2. “. . . ERISA generally, and section 514(a) particularly, have become virtually impenetrable shields that insulate plan sponsors from any meaningful liability for negligent or malfeasant acts committed against plan beneficiaries in all too many cases. This has unfolded in a line of Supreme Court cases that have created a ‘regulatory vacuum’ in which virtually all state law remedies are preempted but very few federal substitutes are provided.”
3. “. . .the root of courts’ ERISA preemption nightmare is that ERISA forces them to distinguish between eligibility and treatment decisions while providing a remedial structure that makes the two virtually synonymous. For participants, the torment is still greater: ERISA de facto places the HMO in control of the treatment a participant receives, yet it preempts any state-law medical malpractice claim against that HMO and provides that the participant can recover no compensatory, punitive, or wrongful-death damages regardless of its malfeasance. This situation has arisen because ERISA has failed to evolve to accommodate the rise of HMOs, which did not even exist when ERISA was enacted in 1974.”

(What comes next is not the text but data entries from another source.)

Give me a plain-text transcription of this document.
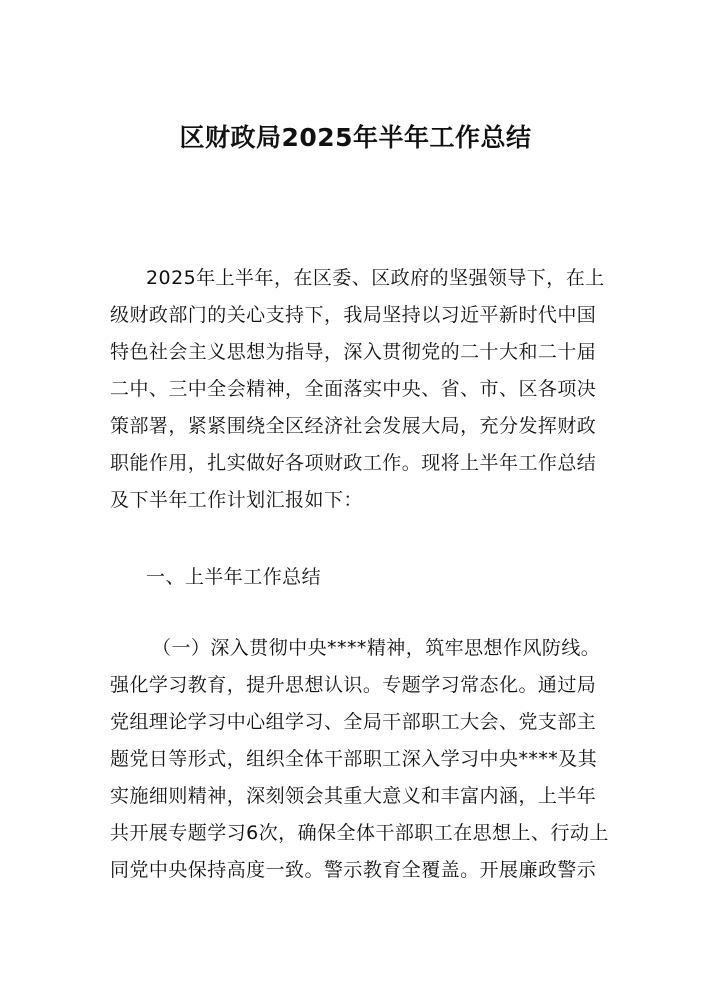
区财政局2025年半年工作总结
2025年上半年，在区委、区政府的坚强领导下，在上
级财政部门的关心支持下，我局坚持以习近平新时代中国
特色社会主义思想为指导，深入贯彻党的二十大和二十届
二中、三中全会精神，全面落实中央、省、市、区各项决
策部署，紧紧围绕全区经济社会发展大局，充分发挥财政
职能作用，扎实做好各项财政工作。现将上半年工作总结
及下半年工作计划汇报如下：
一、上半年工作总结
（一）深入贯彻中央****精神，筑牢思想作风防线。
强化学习教育，提升思想认识。专题学习常态化。通过局
党组理论学习中心组学习、全局干部职工大会、党支部主
题党日等形式，组织全体干部职工深入学习中央****及其
实施细则精神，深刻领会其重大意义和丰富内涵，上半年
共开展专题学习6次，确保全体干部职工在思想上、行动上
同党中央保持高度一致。警示教育全覆盖。开展廉政警示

4. “Even if Congress refuses to act, however, the Supreme Court, in its interpretive capacity, is capable of effecting salutary change in many ways. The Court has no crystal ball, and twenty years ago it could not have foreseen the radical changes that have overtaken the health care system, and the difficulties that its preemption decisions would create. The time might be right to reconsider the string of holdings, epitomized by Russell and Mertens, that rule out the possibility of recovering compensatory damages under ERISA section 503(a)(3). See generally John H. Langbein, What ERISA Means by “Equitable”: The Supreme Court’s Trail of Error in Russell, Mertens, and Great-West, Yale Law School Center for Law, Economics, and Public Policy, Research Paper No. 269.”